Thursday 25 June 2009

Debts

I would like to say thankyou to the fingers that are doing all the clicking. Some of the ads are pretty odd I must say but nevertheless you persist and for that I am grateful.

I was talking to a student the other day, someone that I play scrabble with online, and she asked, rhetorically, "Why is money so important?" For many people of course it is the most important thing in their lives, either in its accumulation or in the spending thereof. Some spend their whole lives working hard to make their piles, just like Mr and Mrs Dung Beetle in yesterday's pic, and then they die and leave the pile for someone else to spend.

When I was a kid, we never had very much money, but living in a village there wasn't much to spend it on anyway and so we never really felt deprived. Pocket money was spent on sweets or saved, and only when we got older were we encouraged to take on jobs in the school holidays. That mostly involved harvesting fruit or vegetables, working all day long for not very much. However it was more than the normal pocket money and it kept us occupied.

College days meant living on a grant, and although all my expenses were paid in terms of accommodation and food etc, I was still in control of very little money.

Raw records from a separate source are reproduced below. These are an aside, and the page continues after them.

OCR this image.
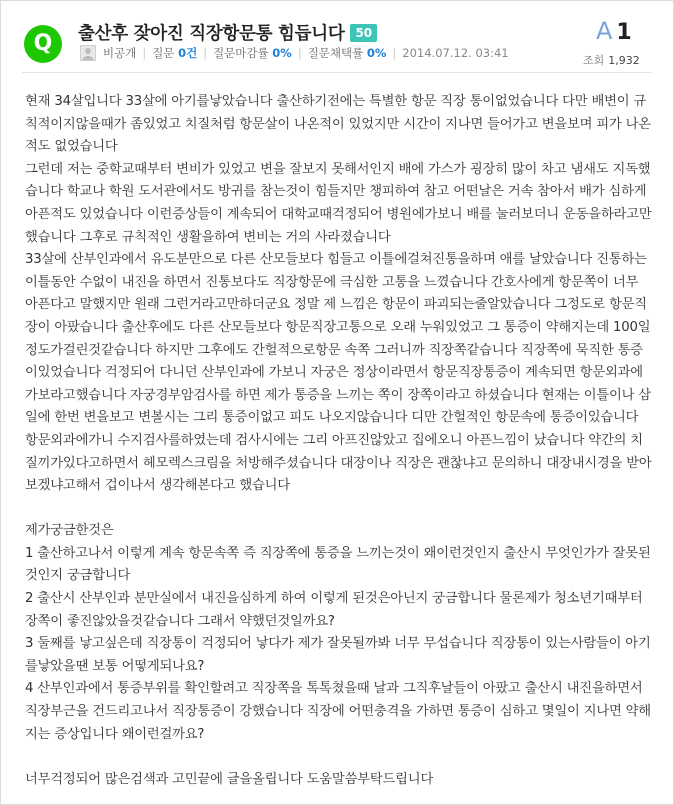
Q	출산후 잦아진 직장항문통 힘듭니다 50
비공개 | 질문
0건 | 질문마감률
0% | 질문채택률
0% | 2014.07.12. 03:41
A 1
조회 1,932

현재 34살입니다 33살에 아기를낳았습니다 출산하기전에는 특별한 항문 직장 통이없었습니다 다만 배변이 규칙적이지않을때가 좀있었고 치질처럼 항문살이 나온적이 있었지만 시간이 지나면 들어가고 변을보며 피가 나온적도 없었습니다

그런데 저는 중학교때부터 변비가 있었고 변을 잘보지 못해서인지 배에 가스가 굉장히 많이 차고 냄새도 지독했습니다 학교나 학원 도서관에서도 방귀를 참는것이 힘들지만 챙피하여 참고 어떤날은 거속 참아서 배가 심하게아픈적도 있었습니다 이런증상들이 계속되어 대학교때걱정되어 병원에가보니 배를 눌러보더니 운동을하라고만했습니다 그후로 규칙적인 생활을하여 변비는 거의 사라졌습니다

33살에 산부인과에서 유도분만으로 다른 산모들보다 힘들고 이틀에걸쳐진통을하며 애를 날았습니다 진통하는 이틀동안 수없이 내진을 하면서 진통보다도 직장항문에 극심한 고통을 느꼈습니다 간호사에게 항문쪽이 너무 아픈다고 말했지만 원래 그런거라고만하더군요 정말 제 느낌은 항문이 파괴되는줄알았습니다 그정도로 항문직장이 아팠습니다 출산후에도 다른 산모들보다 항문직장고통으로 오래 누워있었고 그 통증이 약해지는데 100일정도가걸린것같습니다 하지만 그후에도 간헐적으로항문 속쪽 그러니까 직장쪽같습니다 직장쪽에 묵직한 통증이있었습니다 걱정되어 다니던 산부인과에 가보니 자궁은 정상이라면서 항문직장통증이 계속되면 항문외과에가보라고했습니다 자궁경부암검사를 하면 제가 통증을 느끼는 쪽이 장쪽이라고 하셨습니다 현재는 이틀이나 삼일에 한번 변을보고 변볼시는 그리 통증이없고 피도 나오지않습니다 디만 간헐적인 항문속에 통증이있습니다 항문외과에가니 수지검사를하였는데 검사시에는 그리 아프진않았고 집에오니 아픈느낌이 났습니다 약간의 치질끼가있다고하면서 헤모렉스크림을 처방해주셨습니다 대장이나 직장은 괜찮냐고 문의하니 대장내시경을 받아보겠냐고해서 겁이나서 생각해본다고 했습니다

제가궁금한것은

1 출산하고나서 이렇게 계속 항문속쪽 즉 직장쪽에 통증을 느끼는것이 왜이런것인지 출산시 무엇인가가 잘못된것인지 궁금합니다

2 출산시 산부인과 분만실에서 내진을심하게 하여 이렇게 된것은아닌지 궁금합니다 물론제가 청소년기때부터 장쪽이 좋진않았을것같습니다 그래서 약했던것일까요?

3 둘째를 낳고싶은데 직장통이 걱정되어 낳다가 제가 잘못될까봐 너무 무섭습니다 직장통이 있는사람들이 아기를낳았을땐 보통 어떻게되나요?

4 산부인과에서 통증부위를 확인할려고 직장쪽을 톡톡쳤을때 날과 그직후날들이 아팠고 출산시 내진을하면서 직장부근을 건드리고나서 직장통증이 강했습니다 직장에 어떤충격을 가하면 통증이 심하고 몇일이 지나면 약해지는 증상입니다 왜이런걸까요?

너무걱정되어 많은검색과 고민끝에 글을올립니다 도움말씀부탁드립니다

My bank account never had more than fifty pound in it and was frequently empty. I had no overdraft facility and went into adult life and employment without ever having been in debt.

My first teaching job paid me fourteen pounds a week and for the first time i was responsible for managing my life, and being afraid of debt lived within my means. Mr Micawber's advice has always been there in the back of my mind and I always hate being indebted to anyone. Taking out a bank loan or a Mortgage was, for me, very stress inducing and the relief of shedding all those debts was wonderfully liberating.

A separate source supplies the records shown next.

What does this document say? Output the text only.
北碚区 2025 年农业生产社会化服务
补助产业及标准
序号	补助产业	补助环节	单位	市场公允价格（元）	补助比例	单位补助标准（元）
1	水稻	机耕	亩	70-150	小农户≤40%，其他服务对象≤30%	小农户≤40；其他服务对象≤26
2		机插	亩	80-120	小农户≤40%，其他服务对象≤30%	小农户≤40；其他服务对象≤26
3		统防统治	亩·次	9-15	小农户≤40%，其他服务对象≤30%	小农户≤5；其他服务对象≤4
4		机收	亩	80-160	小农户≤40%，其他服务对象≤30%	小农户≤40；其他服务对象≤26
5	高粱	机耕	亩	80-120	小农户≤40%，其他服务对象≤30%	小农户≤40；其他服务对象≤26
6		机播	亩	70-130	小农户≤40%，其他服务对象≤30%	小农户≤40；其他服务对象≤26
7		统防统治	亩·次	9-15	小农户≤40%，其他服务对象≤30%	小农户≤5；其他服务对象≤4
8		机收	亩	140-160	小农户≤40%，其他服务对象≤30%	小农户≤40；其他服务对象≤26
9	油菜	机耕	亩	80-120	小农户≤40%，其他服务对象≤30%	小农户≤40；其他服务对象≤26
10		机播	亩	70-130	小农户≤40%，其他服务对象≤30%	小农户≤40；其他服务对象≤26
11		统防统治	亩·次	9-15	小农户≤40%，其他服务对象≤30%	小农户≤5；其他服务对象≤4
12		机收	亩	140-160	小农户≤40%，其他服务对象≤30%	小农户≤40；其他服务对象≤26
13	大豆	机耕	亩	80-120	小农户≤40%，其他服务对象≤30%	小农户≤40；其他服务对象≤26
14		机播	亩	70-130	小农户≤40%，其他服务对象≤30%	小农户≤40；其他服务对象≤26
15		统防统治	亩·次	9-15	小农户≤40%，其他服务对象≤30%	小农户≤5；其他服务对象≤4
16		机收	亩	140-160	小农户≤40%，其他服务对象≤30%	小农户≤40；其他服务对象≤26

I don't like to borrow and yet I am quite happy to lend. I don't often lend money but I have lent out a vast number of books, CDs and DVDs and I can never recall to whom I have lent them. Hence I have lost much of my collection.

I recently read Margaret Attwood's "Payback" - a critical examination of the concept of debt and it's place in society and literature. I recommend it as a fascinating read.

Google now owes me 80 US Dollars thanks to your busy fingers, and maybe one day if sufficient funds accumulate, I may claim it. For now though it remains a debt in my favour.